Sourdough, Marmite and Butter Bread Sauce
Take your bread sauce to the next level with Neil Rankin's inventive, delicious and rich recipe. This makes the perfect addition to any roast.
Introduction
This is not the traditional recipe where you spike the onion with the cloves and all that jazz. Never much saw the point of that myself. Also, I use sourdough, which has more flavour than straight white bread, and a small dollop of marmite to give a yeasty boost. And I always use more butter than normal because, well, who doesn't like butter?
Ingredients
1/2 | loaf of sourdough bread |
75g | unsalted butter |
vegetable oil, for frying | |
1 | onion, sliced |
1 | clove |
1 | bay leaf (break the leaf to release more flavour) |
3 | pinches nutmeg |
350ml | whole milk |
50ml | double cream |
1 tsp | Marmite (or more if you dig it) |
Maldon salt and black pepper |
Essential kit
You will need a blender or food processor.
Method
1. Set your oven to 100c. Cut the crusts off the sourdough and reserve, then cut the bread into cubes. Spread the cubes on a baking tray and dry them out a little in the oven, then pulse in a blender or food processor to make breadcrumbs. You can about 150g of breadcrumbs for this recipe.

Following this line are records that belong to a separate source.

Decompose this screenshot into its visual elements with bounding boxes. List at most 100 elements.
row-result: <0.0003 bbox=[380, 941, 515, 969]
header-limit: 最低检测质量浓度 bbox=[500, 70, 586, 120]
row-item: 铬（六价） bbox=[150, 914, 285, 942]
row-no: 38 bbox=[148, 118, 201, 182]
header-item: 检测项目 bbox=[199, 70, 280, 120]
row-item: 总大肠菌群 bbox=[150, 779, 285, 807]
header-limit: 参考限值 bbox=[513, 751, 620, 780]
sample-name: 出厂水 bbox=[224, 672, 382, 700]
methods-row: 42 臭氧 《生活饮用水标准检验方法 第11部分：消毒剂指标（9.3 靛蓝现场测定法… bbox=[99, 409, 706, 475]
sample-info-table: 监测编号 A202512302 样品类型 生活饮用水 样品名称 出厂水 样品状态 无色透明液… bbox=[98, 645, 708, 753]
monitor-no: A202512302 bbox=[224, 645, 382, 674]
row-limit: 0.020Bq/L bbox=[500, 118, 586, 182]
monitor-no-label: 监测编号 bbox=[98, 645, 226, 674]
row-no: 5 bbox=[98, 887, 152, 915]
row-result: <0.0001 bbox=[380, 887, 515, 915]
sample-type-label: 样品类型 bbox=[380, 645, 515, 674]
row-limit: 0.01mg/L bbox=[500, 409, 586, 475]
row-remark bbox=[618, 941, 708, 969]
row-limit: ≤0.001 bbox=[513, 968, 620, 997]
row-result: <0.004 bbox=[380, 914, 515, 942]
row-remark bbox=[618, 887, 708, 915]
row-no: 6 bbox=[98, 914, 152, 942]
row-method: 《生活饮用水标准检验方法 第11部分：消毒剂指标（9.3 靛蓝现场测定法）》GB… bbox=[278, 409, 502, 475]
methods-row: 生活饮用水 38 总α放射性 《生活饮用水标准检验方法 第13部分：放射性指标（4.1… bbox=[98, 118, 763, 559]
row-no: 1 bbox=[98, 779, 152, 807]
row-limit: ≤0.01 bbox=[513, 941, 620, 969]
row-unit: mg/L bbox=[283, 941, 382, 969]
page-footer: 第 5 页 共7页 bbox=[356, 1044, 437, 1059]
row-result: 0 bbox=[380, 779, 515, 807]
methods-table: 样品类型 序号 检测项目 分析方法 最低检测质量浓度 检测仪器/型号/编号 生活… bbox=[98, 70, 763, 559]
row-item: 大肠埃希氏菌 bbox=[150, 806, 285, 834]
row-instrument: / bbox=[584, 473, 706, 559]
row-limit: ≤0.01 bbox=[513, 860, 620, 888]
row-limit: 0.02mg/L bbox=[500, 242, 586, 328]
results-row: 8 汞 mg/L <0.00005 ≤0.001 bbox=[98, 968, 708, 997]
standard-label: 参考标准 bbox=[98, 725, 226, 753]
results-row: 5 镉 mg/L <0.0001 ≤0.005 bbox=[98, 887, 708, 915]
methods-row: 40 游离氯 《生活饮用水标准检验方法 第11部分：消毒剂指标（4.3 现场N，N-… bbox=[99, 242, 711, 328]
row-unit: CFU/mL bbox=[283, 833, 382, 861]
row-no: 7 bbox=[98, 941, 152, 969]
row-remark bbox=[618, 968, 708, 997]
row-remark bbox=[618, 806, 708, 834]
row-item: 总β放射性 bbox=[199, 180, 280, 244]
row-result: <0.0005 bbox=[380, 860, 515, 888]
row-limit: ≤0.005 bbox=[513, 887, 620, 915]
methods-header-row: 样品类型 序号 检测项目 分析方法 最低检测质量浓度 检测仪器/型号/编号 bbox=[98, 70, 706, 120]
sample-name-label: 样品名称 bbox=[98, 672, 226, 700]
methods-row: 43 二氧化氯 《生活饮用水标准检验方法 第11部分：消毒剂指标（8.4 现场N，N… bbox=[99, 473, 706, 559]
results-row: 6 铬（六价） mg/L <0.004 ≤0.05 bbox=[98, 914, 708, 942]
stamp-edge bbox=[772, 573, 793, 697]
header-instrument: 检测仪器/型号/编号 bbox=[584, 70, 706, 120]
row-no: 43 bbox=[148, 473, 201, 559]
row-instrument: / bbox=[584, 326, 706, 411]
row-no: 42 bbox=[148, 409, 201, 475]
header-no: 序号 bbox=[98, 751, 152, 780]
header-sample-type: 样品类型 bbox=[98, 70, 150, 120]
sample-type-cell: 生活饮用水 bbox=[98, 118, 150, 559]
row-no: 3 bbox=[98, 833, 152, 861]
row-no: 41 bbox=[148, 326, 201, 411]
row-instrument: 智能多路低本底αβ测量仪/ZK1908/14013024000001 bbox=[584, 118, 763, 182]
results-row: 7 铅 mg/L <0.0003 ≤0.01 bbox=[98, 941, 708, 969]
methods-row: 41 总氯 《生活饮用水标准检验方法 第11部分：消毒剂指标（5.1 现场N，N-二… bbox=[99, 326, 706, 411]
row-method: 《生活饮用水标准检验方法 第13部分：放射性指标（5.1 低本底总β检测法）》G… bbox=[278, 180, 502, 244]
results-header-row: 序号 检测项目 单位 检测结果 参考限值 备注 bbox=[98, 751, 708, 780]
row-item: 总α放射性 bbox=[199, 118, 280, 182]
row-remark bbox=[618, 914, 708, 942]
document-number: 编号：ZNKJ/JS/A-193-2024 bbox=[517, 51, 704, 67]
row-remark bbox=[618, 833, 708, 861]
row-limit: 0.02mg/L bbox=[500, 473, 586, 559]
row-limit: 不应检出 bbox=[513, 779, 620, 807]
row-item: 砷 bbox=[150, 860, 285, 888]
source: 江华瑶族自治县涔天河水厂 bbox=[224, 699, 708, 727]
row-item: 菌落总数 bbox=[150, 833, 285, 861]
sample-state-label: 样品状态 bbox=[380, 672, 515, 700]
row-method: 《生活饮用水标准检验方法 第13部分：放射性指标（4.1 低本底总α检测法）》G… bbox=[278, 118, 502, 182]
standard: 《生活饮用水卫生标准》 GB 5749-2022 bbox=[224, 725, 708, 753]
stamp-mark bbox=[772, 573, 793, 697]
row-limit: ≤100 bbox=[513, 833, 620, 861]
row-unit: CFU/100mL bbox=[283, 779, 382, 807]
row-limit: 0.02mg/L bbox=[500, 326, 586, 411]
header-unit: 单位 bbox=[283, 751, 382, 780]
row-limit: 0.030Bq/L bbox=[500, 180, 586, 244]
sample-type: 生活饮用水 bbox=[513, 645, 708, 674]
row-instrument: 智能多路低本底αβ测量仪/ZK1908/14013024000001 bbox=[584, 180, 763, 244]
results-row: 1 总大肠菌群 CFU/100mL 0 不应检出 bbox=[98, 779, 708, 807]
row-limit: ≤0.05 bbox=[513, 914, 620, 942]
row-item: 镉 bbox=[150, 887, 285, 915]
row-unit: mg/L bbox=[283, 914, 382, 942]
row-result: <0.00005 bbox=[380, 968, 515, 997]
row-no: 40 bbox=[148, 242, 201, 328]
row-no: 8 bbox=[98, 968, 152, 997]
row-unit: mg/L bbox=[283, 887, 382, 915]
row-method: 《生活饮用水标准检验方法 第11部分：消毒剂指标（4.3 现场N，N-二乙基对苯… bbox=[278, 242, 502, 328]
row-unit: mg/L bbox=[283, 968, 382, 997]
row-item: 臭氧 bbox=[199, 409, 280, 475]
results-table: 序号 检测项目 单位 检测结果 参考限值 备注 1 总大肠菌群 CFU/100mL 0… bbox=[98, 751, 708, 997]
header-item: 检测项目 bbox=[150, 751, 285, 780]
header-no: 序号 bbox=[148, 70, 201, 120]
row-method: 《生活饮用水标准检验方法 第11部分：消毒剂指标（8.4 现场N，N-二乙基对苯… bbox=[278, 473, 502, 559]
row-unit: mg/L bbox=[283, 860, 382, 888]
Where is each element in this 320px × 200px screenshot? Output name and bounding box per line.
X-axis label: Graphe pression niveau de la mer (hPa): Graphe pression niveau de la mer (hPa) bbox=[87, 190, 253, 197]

2. Heat 25g of the butter with a little oil in a saucepan and add your onions with a tiny pinch of salt. Sweat for a few minutes until the onion starts to develop a gentle colour, then add the clove, bay leaf and nutmeg. Let the spices cook out a little until you get a nice aroma filling the room. Add your bread crusts (they're full of flavour) and then the milk. Bring to the boil. Remove from the heat, cover and leave to infuse for 1-2 hours (or 30 minutes if you're impatient).
3. Strain the milk and get it back on the heat. Stir in the breadcrumbs and cook on a low heat until they swell and the sauce thickens. Cube up the rest of your butter and add very slowly, one cube at a time, until you have incorporated every last bit, stirring as you go.
4. Finish with the cream, Marmite and a seasoning of salt and pepper. Serve almost immediately.
Burnt bread sauce: Cut the load into thick slices (leave the crusts on if you like, they add extra flavour) and toast until the bread is slightly burnt but with still some bounce to it. Blitz it up into breadcrumbs, then continue with the recipe as above.